Diese Corona-Impfstoffe sind in Deutschland zugelassen

  • Biontech/Pfizer: Der erste weltweit zugelassene Impfstoff gegen das Coronavirus wurde maßgeblich in Deutschland entwickelt. Der mRNA-Impfstoff, der unter dem Namen Comirnaty vertrieben wird, entwickelt den vollen Impfschutz nach zwei Dosen und ist für Menschen ab zwölf Jahren zugelassen. Laut Bundesgesundheitsministerium (BMG) hat er eine Wirksamkeit von etwa 90 Prozent – das heißt, die Wahrscheinlichkeit, schwer an Covid-19 zu erkranken, sinkt bei Geimpften um den genannten Wert. Ebenfalls von Biontech stammt der erste für Kinder im Alter von fünf bis elf Jahren zugelassene Impfstoff in Deutschland.
  • Astrazeneca: Der Vektorimpfstoff des britischen Pharmaunternehmens wird unter dem Namen Vaxzevria vertrieben. Aufgrund von seltenen schweren Nebenwirkungen empfiehlt die Ständige Impfkommission (Stiko), den Impfstoff nur für Patienten zu verwenden, die älter als 60 Jahre sind. Offiziell zugelassen ist der Impfstoff aber für Menschen ab 18 Jahren. Vaxzevria weist laut BMG nach zwei Impfdosen eine Wirksamkeit von bis zu 90 Prozent in Bezug auf schwere Erkrankungen auf.
  • Moderna: Der von dem US-Unternehmen entwickelte mRNA-Impfstoff mit dem Vertriebsnamen Spikevax ist für alle ab 12 Jahren zugelassen, die Stiko empfiehlt aufgrund eines erhöhten Risikos schwerer Nebenwirkungen aber, ihn auf die Altersgruppe der über 30-Jährigen zu beschränken. Der Moderna-Impfstoff hat laut BMG eine Wirksamkeit von bis zu 90 Prozent in Bezug auf schwere Erkrankungen, wenn der volle Impfschutz nach zwei Impfdosen erreicht worden ist.

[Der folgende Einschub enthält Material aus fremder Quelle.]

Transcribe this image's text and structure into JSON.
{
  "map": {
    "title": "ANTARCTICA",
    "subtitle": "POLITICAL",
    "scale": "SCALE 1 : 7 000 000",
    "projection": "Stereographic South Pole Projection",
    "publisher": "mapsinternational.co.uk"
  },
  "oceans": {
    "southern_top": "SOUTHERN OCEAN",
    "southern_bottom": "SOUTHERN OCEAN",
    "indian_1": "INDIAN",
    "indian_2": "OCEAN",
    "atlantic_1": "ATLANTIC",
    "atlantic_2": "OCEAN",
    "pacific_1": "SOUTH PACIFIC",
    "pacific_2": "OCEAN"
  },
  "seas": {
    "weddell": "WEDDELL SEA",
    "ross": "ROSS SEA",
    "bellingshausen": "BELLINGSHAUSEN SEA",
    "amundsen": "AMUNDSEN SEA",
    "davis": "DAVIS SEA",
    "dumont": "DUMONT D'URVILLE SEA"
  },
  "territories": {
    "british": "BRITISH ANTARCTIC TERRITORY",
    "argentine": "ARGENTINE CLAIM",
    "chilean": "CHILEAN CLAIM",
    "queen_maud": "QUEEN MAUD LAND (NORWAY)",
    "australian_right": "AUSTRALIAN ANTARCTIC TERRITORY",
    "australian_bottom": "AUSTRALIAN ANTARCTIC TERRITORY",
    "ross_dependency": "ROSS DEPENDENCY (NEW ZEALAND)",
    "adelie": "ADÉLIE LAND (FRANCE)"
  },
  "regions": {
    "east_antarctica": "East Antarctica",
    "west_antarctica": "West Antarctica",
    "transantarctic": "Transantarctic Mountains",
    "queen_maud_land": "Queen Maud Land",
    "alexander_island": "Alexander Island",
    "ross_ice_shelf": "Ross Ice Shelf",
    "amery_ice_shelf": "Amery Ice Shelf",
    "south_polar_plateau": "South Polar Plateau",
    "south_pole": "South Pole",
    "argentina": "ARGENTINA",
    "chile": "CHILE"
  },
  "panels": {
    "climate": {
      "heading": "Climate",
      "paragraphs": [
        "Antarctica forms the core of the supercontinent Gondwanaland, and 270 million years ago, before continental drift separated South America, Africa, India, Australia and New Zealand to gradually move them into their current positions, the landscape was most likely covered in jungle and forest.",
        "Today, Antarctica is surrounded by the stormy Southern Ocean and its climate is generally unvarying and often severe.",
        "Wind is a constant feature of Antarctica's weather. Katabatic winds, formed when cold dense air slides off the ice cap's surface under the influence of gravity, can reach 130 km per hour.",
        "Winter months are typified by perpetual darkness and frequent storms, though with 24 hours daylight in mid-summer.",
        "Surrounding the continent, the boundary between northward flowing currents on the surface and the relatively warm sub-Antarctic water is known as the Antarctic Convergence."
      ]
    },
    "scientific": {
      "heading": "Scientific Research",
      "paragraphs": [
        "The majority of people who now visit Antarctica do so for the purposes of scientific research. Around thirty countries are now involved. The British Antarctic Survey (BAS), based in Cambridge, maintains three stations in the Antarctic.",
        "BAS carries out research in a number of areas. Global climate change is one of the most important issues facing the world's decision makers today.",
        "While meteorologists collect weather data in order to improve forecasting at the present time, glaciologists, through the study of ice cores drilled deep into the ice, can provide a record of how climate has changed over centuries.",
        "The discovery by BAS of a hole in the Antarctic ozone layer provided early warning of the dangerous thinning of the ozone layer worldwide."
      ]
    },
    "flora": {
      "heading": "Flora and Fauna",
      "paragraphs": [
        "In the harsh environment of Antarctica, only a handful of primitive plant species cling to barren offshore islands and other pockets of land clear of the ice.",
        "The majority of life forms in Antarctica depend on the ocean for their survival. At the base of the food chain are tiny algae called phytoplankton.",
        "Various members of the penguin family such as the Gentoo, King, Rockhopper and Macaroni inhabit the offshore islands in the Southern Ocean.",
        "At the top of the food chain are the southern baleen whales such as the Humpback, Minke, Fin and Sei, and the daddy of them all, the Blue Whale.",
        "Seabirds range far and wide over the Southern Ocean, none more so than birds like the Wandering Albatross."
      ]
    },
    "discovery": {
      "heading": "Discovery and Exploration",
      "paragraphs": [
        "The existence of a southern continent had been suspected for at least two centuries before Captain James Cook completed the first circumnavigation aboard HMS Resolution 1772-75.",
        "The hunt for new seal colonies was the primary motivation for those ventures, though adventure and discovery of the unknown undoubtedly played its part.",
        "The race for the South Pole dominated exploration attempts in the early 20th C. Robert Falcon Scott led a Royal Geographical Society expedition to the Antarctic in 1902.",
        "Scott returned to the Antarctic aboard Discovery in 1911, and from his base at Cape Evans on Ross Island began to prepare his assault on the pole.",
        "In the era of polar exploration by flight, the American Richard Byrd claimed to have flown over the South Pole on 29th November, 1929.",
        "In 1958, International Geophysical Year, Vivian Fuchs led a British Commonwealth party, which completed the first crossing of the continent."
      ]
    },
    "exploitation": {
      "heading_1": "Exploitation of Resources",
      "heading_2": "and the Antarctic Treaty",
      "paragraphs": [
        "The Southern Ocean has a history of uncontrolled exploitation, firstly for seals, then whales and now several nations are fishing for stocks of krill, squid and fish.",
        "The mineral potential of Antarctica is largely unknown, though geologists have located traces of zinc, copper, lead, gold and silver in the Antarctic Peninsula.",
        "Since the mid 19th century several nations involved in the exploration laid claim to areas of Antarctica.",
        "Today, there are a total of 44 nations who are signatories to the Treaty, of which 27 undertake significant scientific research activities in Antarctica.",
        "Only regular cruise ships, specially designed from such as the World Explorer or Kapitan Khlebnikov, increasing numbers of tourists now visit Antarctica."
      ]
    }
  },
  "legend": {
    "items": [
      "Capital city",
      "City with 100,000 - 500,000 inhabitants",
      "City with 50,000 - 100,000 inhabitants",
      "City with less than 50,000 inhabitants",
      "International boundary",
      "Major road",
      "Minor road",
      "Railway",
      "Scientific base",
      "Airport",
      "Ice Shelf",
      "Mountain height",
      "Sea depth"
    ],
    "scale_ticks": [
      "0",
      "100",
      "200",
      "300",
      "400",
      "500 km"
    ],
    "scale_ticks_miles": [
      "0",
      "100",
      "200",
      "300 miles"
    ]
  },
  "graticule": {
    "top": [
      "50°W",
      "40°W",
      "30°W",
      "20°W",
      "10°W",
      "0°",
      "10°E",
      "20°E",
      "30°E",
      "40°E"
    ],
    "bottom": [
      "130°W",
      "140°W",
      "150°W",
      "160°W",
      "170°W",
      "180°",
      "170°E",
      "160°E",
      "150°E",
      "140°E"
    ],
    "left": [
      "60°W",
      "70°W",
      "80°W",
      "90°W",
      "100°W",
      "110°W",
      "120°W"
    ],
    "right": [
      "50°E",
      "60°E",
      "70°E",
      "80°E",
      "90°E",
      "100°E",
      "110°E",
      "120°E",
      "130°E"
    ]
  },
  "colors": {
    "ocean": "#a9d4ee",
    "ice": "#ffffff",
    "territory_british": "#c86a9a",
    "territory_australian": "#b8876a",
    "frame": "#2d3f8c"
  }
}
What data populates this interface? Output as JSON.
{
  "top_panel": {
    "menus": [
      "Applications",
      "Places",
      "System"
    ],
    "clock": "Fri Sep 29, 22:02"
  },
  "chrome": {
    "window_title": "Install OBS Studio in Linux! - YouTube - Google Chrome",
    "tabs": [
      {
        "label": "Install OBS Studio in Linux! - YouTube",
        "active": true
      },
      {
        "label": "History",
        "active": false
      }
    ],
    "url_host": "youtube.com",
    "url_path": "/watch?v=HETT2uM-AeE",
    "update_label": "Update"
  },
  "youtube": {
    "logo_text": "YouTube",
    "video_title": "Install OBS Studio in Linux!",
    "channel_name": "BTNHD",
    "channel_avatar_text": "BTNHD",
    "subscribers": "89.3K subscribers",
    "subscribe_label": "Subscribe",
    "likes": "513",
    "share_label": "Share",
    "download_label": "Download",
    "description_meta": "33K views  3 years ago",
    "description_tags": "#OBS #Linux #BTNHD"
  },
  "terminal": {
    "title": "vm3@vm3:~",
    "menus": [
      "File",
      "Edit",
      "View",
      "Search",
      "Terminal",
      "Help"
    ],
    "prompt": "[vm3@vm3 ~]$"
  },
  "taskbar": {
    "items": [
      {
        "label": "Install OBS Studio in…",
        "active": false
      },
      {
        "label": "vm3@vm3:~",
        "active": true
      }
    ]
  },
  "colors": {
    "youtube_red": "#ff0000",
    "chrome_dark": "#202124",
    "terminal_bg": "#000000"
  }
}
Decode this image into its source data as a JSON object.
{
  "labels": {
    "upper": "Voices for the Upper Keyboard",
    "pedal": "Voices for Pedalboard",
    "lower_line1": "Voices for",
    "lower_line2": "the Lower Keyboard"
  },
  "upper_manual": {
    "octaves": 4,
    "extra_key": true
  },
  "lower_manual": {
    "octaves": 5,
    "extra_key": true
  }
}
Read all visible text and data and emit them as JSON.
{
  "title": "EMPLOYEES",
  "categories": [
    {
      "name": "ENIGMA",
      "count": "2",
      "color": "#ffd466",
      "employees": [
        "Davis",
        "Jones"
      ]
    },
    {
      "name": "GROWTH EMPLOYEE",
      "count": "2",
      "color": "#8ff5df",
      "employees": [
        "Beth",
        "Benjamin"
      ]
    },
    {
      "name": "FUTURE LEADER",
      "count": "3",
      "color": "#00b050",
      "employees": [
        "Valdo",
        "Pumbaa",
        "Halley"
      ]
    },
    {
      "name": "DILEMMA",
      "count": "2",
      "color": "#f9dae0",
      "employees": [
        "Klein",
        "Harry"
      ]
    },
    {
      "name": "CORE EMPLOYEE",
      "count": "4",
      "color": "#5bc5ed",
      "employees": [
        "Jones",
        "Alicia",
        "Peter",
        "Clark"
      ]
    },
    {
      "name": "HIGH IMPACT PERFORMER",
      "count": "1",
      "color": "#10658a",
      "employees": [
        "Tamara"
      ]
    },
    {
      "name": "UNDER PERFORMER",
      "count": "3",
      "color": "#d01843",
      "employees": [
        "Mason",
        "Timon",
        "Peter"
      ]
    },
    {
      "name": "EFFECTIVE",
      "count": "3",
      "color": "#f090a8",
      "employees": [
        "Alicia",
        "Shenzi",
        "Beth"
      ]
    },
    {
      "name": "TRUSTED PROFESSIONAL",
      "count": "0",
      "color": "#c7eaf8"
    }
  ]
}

  • Johnson&Johnson: Das US-Unternehmen hat einen Vektorimpfstoff entwickelt, der bereits nach einer Impfdosis Schutz vor dem Coronavirus entwickelt. Er wird unter dem Namen Covid-19 Vaccine Janssen vertrieben. Das Präparat hat laut BMG eine Wirksamkeit von bis zu 70 Prozent bezogen auf schwere Erkrankungen – zudem ist die Zahl der Impfdurchbrüche im Vergleich zu den anderen Impfstoffen erhöht, daher empfiehlt die Stiko für mit Johnson&Johnson Geimpfte schon nach vier Wochen eine zusätzliche Impfdosis mit Comirnaty oder Spikevax, um den vollständigen Impfschutz zu gewährleisten.
  • Novavax: Das US-Unternehmen hat den Impfstoff Nuvaxovid entwickelt. der mitunter zu den sogenannten Totimpfstoffen gezählt wird. Er enthält das Spike-Protein des Covid-19-Erregers Sars-CoV-2. Dabei handelt es sich aber genau genommen nicht um abgetötete Virusbestandteile, die direkt aus dem Coronavirus gewonnen werden. Das Protein wird stattdessen künstlich hergestellt. Das menschliche Immunsystem bildet nach der Impfung Antikörper gegen das Protein. Der Impfstoff wird vermutlich ab Ende Februar in Deutschland eingesetzt und soll laut BMG in bis zu 90 Prozent der Fälle vor Erkrankung schützen.
  • Weitere Impfstoffe sind in der Entwicklung: Weltweit befinden sich diverse Vakzine in verschiedenen Phasen der Zulassung. Die Europäische Arzneimittelbehörde EMA prüft derzeit das umstrittene russische Präparat Sputnik V sowie die Impfstoffe der Hersteller Sinovac, Sanofi und Valneva. Der deutsche Hersteller CureVac hat seinen Impfstoff vorerst aus dem Zulassungsverfahren zurückgezogen.

Hier könnten an fünf Tagen pro Woche je 350 Impfungen oder sogar mehr bewältigt werden. „Steigt die Zahl derart an, bräuchten wir aber etwas Vorlauf. Derzeit ist bei uns jeweils nur ein Impfarzt im Einsatz. Vorher waren es zwei“, so Steffen. Impfstoff sei ausreichend vorhanden, er könne zudem kurzfristig nachgeordert werden. Die große Welle habe Geesthacht  bislang nicht erreicht. Anders ist es in Reinbek. Dorthin lockt der S-Bahnanschluss viele Hamburger, seit das Impfzentrum in den Messehallen am 31. August  seine Türen schloss.